Local Scour Around the Touchdown Zone of a Pipeline-Riser System

This paper presents a series of physical model tests for investigating local scour around the touchdown zone of a pipeline-riser system used for liquefied natural gas (LNG) offloading. The local scour around a J-shape pipeline-riser system is influenced by several parameters, including the curvature radius to pipeline-riser diameter ratio (R/D), pipe embedment ratio (e/D), flow intensity (defined by the ratio of the Shields parameter to the critical Shields parameter, θ/θcr), and flow direction (α). The model tests were conducted using a model pipe with a diameter of D = 0.07 m and R/D = 5. Eight different flow directions (α = 0° to 180°) and six pipe embedment ratios (e/D = 0.5, 0.7, 0.9, 1.1, 2 and 3) were examined. The results indicate that flow direction α affects the equilibrium scour depth significantly for e/D = 3.0. When α ranges between 0° and 122.5°, the curvature of the model pipe appears to intensify the local scouring process. For larger α values, the scour depth is less than that observed around a vertical pile. For e/D = 3.0, local scour is seen to be a constrained process, and the horizontal pipeline remains buried.
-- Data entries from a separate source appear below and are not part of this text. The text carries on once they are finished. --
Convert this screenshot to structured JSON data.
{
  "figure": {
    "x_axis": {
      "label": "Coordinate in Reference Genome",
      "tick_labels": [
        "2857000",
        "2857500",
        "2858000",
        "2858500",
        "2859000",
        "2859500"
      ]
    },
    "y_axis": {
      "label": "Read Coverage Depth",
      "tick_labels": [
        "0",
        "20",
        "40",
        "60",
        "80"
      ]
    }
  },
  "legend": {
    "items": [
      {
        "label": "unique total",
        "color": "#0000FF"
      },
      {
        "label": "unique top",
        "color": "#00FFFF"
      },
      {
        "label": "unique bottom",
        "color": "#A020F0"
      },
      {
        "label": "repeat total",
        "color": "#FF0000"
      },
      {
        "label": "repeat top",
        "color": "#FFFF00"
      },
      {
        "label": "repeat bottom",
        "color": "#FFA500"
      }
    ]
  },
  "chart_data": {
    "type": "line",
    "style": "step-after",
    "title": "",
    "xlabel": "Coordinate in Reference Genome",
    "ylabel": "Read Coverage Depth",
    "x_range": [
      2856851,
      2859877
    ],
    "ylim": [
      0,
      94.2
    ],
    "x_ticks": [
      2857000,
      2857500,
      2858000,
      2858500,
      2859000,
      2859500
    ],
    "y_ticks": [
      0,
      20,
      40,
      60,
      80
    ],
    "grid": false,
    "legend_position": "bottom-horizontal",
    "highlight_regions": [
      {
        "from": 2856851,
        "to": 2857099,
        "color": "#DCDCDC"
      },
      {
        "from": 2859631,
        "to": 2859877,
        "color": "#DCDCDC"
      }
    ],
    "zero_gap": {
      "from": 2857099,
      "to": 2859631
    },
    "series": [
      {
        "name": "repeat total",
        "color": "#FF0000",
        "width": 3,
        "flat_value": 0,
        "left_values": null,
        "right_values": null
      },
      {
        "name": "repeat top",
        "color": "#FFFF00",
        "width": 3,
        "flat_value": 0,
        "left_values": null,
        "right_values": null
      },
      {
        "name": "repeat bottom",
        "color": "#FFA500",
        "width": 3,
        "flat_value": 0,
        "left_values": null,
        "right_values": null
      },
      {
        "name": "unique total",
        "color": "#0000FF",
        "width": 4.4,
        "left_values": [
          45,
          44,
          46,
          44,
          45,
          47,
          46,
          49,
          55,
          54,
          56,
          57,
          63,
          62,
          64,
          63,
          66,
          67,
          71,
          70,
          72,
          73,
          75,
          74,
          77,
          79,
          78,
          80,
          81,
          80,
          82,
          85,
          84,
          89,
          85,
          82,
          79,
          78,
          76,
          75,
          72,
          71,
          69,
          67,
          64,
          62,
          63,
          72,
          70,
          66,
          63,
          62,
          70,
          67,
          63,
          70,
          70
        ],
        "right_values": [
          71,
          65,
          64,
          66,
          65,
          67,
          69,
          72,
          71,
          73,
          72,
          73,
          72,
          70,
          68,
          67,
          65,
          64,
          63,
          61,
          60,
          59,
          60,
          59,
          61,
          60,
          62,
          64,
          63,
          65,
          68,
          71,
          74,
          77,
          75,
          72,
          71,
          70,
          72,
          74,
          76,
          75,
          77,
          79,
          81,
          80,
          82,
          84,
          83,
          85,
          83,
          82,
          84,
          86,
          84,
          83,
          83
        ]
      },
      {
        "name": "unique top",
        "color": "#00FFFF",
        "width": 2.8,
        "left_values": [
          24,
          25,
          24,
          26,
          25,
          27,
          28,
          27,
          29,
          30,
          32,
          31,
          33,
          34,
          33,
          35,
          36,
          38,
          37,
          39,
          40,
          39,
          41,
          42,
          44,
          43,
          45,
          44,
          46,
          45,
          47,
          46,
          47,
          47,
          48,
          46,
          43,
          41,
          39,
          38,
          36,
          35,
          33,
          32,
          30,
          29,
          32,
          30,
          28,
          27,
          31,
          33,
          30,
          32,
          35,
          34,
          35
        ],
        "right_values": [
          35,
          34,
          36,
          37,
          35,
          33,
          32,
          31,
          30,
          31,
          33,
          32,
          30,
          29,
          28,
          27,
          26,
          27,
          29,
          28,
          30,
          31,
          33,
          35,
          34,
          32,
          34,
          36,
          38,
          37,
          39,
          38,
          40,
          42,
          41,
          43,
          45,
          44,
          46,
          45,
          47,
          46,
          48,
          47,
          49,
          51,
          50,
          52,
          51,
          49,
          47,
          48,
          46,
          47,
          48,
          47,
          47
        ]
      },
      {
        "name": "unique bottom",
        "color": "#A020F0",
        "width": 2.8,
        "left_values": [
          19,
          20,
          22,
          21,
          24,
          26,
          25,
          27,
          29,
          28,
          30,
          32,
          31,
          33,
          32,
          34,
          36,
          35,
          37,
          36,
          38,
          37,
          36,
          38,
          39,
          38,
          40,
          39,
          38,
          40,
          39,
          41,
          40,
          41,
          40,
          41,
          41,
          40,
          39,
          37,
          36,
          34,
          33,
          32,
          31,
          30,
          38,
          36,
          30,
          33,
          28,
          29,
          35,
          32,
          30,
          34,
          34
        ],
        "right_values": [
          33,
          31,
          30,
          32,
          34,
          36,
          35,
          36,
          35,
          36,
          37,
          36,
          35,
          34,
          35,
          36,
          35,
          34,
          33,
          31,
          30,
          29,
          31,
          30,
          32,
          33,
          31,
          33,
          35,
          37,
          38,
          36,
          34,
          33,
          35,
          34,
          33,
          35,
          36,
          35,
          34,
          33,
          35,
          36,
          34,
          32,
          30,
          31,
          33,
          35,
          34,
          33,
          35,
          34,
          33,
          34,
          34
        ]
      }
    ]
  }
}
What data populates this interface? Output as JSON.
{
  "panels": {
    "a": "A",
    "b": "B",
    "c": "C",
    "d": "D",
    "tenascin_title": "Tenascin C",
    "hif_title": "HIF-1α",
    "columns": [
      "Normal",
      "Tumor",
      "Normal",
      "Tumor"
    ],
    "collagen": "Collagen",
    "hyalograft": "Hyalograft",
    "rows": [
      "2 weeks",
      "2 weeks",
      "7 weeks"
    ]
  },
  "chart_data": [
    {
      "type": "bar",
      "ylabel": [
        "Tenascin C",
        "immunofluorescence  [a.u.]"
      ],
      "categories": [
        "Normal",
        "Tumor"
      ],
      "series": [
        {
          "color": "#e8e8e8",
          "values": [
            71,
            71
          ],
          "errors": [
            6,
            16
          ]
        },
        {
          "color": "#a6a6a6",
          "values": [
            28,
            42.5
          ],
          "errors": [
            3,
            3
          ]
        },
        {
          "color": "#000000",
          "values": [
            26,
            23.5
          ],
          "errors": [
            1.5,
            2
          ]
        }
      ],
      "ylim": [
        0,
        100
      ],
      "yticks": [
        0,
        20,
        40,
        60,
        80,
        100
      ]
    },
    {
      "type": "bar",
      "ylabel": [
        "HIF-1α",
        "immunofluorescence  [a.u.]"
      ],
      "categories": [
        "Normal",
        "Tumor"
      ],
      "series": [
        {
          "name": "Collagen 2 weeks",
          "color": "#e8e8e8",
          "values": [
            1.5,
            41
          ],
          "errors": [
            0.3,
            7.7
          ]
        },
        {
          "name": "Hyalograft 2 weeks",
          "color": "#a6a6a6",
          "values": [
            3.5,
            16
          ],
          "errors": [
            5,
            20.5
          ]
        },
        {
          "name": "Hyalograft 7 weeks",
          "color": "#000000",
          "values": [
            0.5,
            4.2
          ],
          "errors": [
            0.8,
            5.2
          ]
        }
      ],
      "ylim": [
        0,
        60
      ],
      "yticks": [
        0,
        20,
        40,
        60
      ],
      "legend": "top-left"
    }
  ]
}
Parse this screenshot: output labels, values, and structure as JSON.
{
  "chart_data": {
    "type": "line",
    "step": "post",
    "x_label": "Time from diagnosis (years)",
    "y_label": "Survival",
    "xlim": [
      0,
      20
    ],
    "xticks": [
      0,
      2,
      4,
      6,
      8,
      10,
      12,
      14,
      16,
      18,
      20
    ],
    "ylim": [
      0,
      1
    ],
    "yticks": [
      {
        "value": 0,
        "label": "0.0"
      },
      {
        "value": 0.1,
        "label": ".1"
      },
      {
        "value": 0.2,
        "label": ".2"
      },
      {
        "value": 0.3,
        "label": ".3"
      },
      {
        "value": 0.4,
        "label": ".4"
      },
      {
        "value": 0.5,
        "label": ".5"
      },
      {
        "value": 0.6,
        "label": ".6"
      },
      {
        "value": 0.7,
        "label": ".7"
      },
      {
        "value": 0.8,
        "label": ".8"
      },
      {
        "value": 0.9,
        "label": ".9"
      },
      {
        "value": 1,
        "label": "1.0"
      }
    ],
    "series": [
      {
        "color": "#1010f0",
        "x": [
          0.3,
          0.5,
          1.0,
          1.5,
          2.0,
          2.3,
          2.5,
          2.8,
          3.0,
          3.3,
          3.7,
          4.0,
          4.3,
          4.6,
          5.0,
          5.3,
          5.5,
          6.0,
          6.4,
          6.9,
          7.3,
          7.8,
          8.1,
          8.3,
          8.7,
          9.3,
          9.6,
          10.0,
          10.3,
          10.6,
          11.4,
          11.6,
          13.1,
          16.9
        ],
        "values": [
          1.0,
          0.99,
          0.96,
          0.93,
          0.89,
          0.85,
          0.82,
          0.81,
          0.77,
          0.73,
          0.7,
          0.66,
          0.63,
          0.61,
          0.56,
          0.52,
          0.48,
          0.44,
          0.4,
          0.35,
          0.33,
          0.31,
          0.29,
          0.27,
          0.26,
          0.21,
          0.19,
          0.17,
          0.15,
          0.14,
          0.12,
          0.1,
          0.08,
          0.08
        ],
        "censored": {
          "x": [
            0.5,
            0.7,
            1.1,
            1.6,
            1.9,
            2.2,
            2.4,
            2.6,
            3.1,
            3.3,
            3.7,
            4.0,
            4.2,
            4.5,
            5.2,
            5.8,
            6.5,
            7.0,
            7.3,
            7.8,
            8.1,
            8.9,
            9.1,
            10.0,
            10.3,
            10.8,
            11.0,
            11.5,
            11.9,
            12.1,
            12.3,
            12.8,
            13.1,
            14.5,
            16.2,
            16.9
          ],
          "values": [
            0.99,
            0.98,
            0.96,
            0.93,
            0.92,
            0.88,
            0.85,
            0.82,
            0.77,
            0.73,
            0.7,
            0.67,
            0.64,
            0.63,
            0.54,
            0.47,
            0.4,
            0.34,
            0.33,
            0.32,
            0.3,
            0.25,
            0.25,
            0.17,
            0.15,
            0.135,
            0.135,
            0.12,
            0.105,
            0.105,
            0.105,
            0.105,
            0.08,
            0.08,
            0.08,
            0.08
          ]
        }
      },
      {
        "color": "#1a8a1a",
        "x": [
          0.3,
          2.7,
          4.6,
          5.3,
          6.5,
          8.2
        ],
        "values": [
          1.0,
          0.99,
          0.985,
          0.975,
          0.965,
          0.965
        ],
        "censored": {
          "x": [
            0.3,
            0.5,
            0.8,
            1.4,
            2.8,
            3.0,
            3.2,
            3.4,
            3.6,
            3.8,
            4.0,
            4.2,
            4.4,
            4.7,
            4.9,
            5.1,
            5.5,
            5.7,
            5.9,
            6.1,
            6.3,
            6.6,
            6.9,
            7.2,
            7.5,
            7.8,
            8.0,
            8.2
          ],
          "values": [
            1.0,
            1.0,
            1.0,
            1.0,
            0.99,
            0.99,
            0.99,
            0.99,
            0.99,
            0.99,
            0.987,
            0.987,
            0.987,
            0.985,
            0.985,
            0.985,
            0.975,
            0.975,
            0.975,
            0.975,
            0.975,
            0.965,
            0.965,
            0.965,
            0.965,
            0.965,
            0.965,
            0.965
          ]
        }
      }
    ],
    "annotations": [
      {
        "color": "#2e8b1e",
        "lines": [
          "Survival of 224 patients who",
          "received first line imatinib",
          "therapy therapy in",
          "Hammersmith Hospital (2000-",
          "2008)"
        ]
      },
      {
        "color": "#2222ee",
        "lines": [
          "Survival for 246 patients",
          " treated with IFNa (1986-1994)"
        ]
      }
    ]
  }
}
The equilibrium scour depth diminishes as e/D reduces from 3.0 to 0.7, and no scour propagation is observed along the pipeline on the seabed for this range. For e/D = 0.5, local scour continuously expands in the spanwise direction of the pipeline, leading to the formation of free spans. Critical e/D value for the development of free spans lies between 0.5 and 0.7.